アリオ松本が入るビル(右)などが立ち並ぶ松本駅前=28日、松本市アリオ松本が入るビル(右)などが立ち並ぶ松本駅前=28日、松本市
 セブン&アイが決断したアリオ松本閉店の方針は28日、利用する消費者や周辺の他の大型店に波紋を広げた。松本市の中心市街地東部では、競合する流通大手イオン(千葉市)傘下のイオンモール(同)が、今秋開店を目指して「イオンモール松本」の建設を進める。激変しつつある商都の姿に、期待と戸惑いが入り交じった。

 「小さい子どもが2人いるので、ベビー用品店で毎週買い物をしている。1階のバスターミナルからバスにもよく乗るので、閉店はショック」。アリオ松本を訪れた市内の主婦(30)は閉店方針に驚く一方、「イオンモールの方がブランド子供服が豊富にありそう。交通渋滞が心配だけれど、開店が楽しみ」と期待した。

 イオンモールの計画によると、新モールが物販店や飲食店、複合映画館(シネコン)といったテナントに貸す総賃貸面積は約4万9千平方メートル。これに対し、アリオ松本が地上6階から地下1階で展開する売り場の面積は約9900平方メートルにとどまる。ほぼ5倍の巨大な新モールは、消費者の目を引きつける。

 松本駅周辺の中心市街地にある大型店の反応は複雑だ。ステーションビルMIDORI松本店の篠原俊明店長(61)は「アリオはライバルだが、駅周辺の集客力を高める強力な店舗。一緒に競い合っていきたかったのに、大きな痛手だ」と残念がる。

 百貨店の井上の井上博文常務執行役員(42)も「駅前の魅力が下がれば、当店にも影響が出る」と悪影響を懸念する。
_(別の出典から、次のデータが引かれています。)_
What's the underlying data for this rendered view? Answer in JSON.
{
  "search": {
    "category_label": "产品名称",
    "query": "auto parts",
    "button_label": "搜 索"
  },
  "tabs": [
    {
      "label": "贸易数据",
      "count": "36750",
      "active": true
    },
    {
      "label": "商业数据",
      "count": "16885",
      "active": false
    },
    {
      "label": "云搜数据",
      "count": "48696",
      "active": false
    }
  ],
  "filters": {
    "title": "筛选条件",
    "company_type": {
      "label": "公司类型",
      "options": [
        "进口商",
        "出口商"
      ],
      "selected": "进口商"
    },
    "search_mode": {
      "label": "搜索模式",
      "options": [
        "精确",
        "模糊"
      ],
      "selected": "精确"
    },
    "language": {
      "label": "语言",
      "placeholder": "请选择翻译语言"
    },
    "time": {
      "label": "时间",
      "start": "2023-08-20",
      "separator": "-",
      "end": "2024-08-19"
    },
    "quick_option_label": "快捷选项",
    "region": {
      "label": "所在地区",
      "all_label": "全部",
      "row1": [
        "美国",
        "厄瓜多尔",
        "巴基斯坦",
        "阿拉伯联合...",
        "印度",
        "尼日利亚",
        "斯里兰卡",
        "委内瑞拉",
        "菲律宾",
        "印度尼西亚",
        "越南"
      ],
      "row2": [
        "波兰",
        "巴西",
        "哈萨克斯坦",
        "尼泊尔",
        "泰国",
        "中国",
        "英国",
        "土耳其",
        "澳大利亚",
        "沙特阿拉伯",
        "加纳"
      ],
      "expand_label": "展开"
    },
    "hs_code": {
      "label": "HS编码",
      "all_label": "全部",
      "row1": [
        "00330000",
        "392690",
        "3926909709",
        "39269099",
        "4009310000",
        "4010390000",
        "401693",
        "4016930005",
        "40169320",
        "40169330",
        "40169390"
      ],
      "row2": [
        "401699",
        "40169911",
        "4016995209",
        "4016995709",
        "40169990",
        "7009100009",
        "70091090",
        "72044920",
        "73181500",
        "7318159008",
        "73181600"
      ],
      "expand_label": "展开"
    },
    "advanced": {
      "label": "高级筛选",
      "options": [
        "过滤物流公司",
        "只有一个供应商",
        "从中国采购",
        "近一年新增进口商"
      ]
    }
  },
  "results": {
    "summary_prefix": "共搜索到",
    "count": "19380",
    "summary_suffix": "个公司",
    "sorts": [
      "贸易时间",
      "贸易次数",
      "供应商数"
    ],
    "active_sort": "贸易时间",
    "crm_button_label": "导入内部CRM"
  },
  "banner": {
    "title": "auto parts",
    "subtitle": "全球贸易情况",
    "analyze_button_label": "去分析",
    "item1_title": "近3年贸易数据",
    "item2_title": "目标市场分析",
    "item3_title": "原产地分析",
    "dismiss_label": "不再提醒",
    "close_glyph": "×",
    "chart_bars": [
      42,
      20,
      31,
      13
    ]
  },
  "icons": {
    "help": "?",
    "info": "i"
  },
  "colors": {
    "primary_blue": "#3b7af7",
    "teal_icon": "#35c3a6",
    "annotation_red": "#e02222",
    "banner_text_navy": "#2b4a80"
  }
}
アリオが入るビルをアルピコ交通が所有していることを踏まえ、「駅前の顔として、人が集まる場所であり続けてほしい」と後利用の行方を気に掛けた。

 パルコ松本店の城間盛一郎店長(50)は「アリオとは客層が異なる」としつつ、「幅広い客層が集まる駅前の現状が変わってしまうのは、地域にマイナス」と指摘。イオンモール松本の進出が撤退の決断を後押ししたとみられることから「イオンの及ぼす影響は大きいと改めて感じる。当店も一段と特性を打ち出していく」と気を引き締めた。